Containers are pretty lightweight and are leveraged to package and deploy microservices. [my previous blog on containers]
Once a microservice is deployed in a container it shall be scheduled and scaled independently. But when you are talking about hundreds of microservices doing that manually would be inefficient.
This is where container orchestration tools kubernetes come into the picture. Kubernetes takes care of the scheduling, controlling and scaling these microservices by orchestrating the underlying containers across a cluster of nodes.
So containers are to kubernetes what processes are to Unix, albeit in a larger and distributed cluster of servers.
Kubernetes makes the utility of containers multifold and eases its management on a larger scale.
Kubernetes was developed by Google over the years to manage containers and services of Google-scale. It is designed to orchestrate any type of container including Docker, Rkt, Lxd and many more. With its container runtime interface (CRI) it does not matter what type of container is being used underneath.
Pods of kubernetes encapsulate over the container runtime. A Pod is the smallest unit for scheduling and scaling.
Multiple pods of the same type or different type group together to make a service.

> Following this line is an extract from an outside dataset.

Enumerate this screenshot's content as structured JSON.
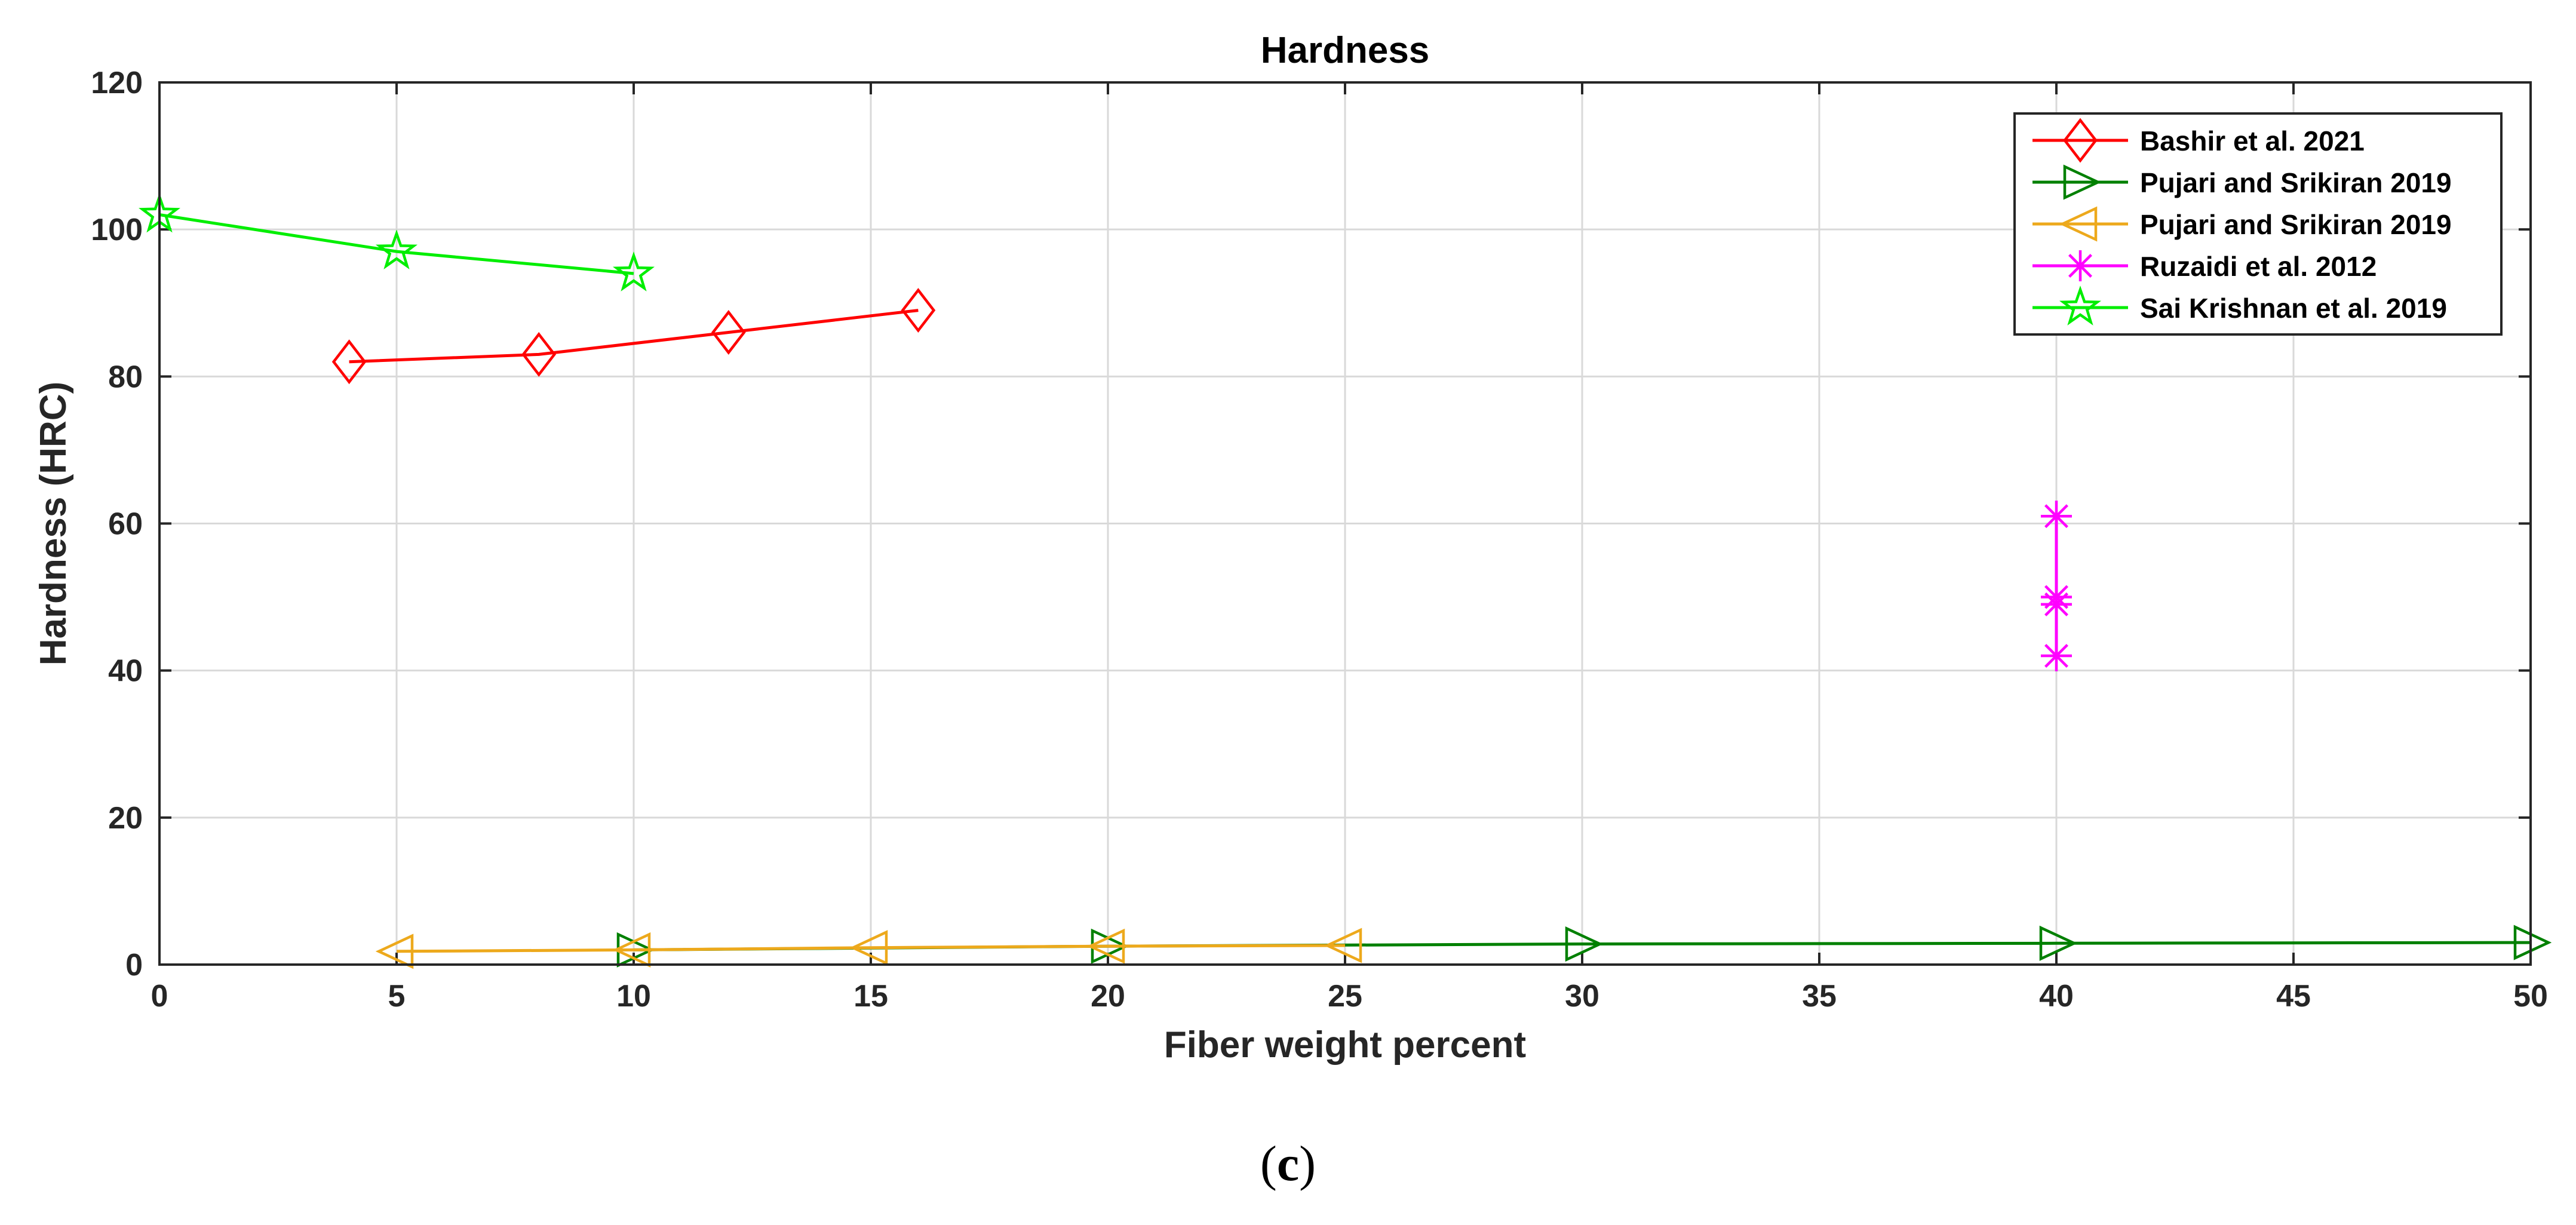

Why do you need Kubernetes?
Before we discuss that, let's see what are the main objective while creating a modern app. Though the matter is pretty subjective and the answer can differ based on which domain you come from. This subjectivity can be minimised by taking a look at the 12-factor app which is the de-facto standard to create a modern web app. Refer to this awesome site to know more about the 12-factor app.
Kubernetes helps you achieve a lot of the objectives suggested by the 12-factor app.

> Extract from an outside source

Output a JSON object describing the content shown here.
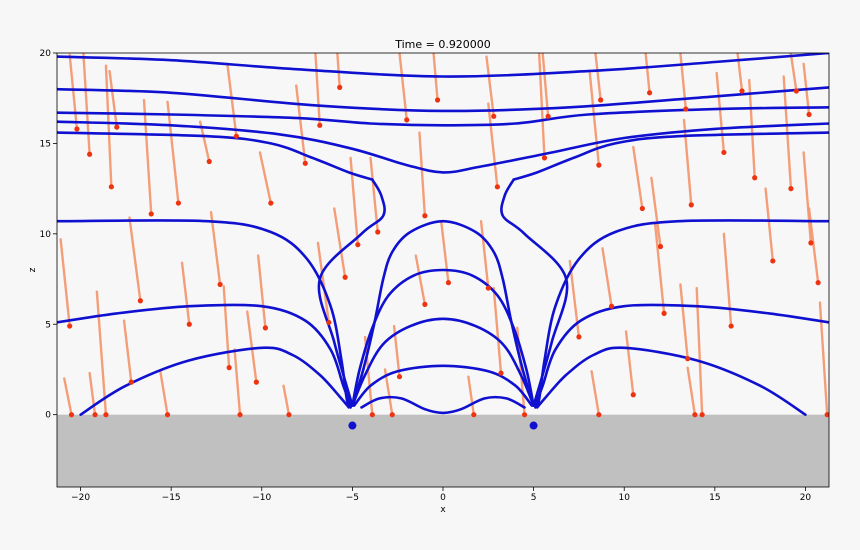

For example, it not only encourages version control of codebase for various environment and version control of your configurations as well. It eases the admin processes, enables concurrency, provides disposability, isolates dependencies, binds services with logical port-binding and supports the use of stateless processes.
From the Ops perspective, Kubernetes fits the bill of a good orchestrator of the services/apps.
Various components and objects such as pods, services, replication controllers are defined in YAML files, which is human-readable as well as machine-readable.
Being an open source technology it can be repackaged to sell as a commercial application.
Open-source leader Redhat is using kubernetes to create Openshift just like it uses Unix to create enterprises Linux.
Openshift is using kubernetes for container orchestration along with extra customised features for container security, image management and Application lifecycle management.
Having said that, Kubernetes not only is a container orchestration tool but also a cluster management tool. The containers are launched over a cluster of host machines, the hosts can be added, removed or replaced anytime without any downtime for the end-users.
This makes Kubernetes one of the favourite orchestrator tool for cloud service providers.
It has been hosted as a service by almost all the major public and private cloud service providers. It is hosted as Elastic Kubernetes Services (EKS) by AWS, Azure Kubernetes Service (AKS) by Microsoft Azure, Google Kubernetes Engine (GKE) from Google, VMware Kubernetes Engine (VKE) from VMware and dozens of more providers.
These are by the way just a few examples, to know the full list of the vendors who have hosted kubernetes and then reselling it with their product you can click here.
Kubernetes has been already declared as a graduate project from Cloud Native Compute Foundation (CNCF), which means it is production ready. Enormous work is being done by the tools that will integrate and add more capabilities to kubernetes. Click here to know more.
With tools like Prometheus for monitoring, Envoy for Service Proxy and Helm as Package manager CNCF is accelerating the growth and adoption of the kubernetes platform .. and it is just getting warmed-up.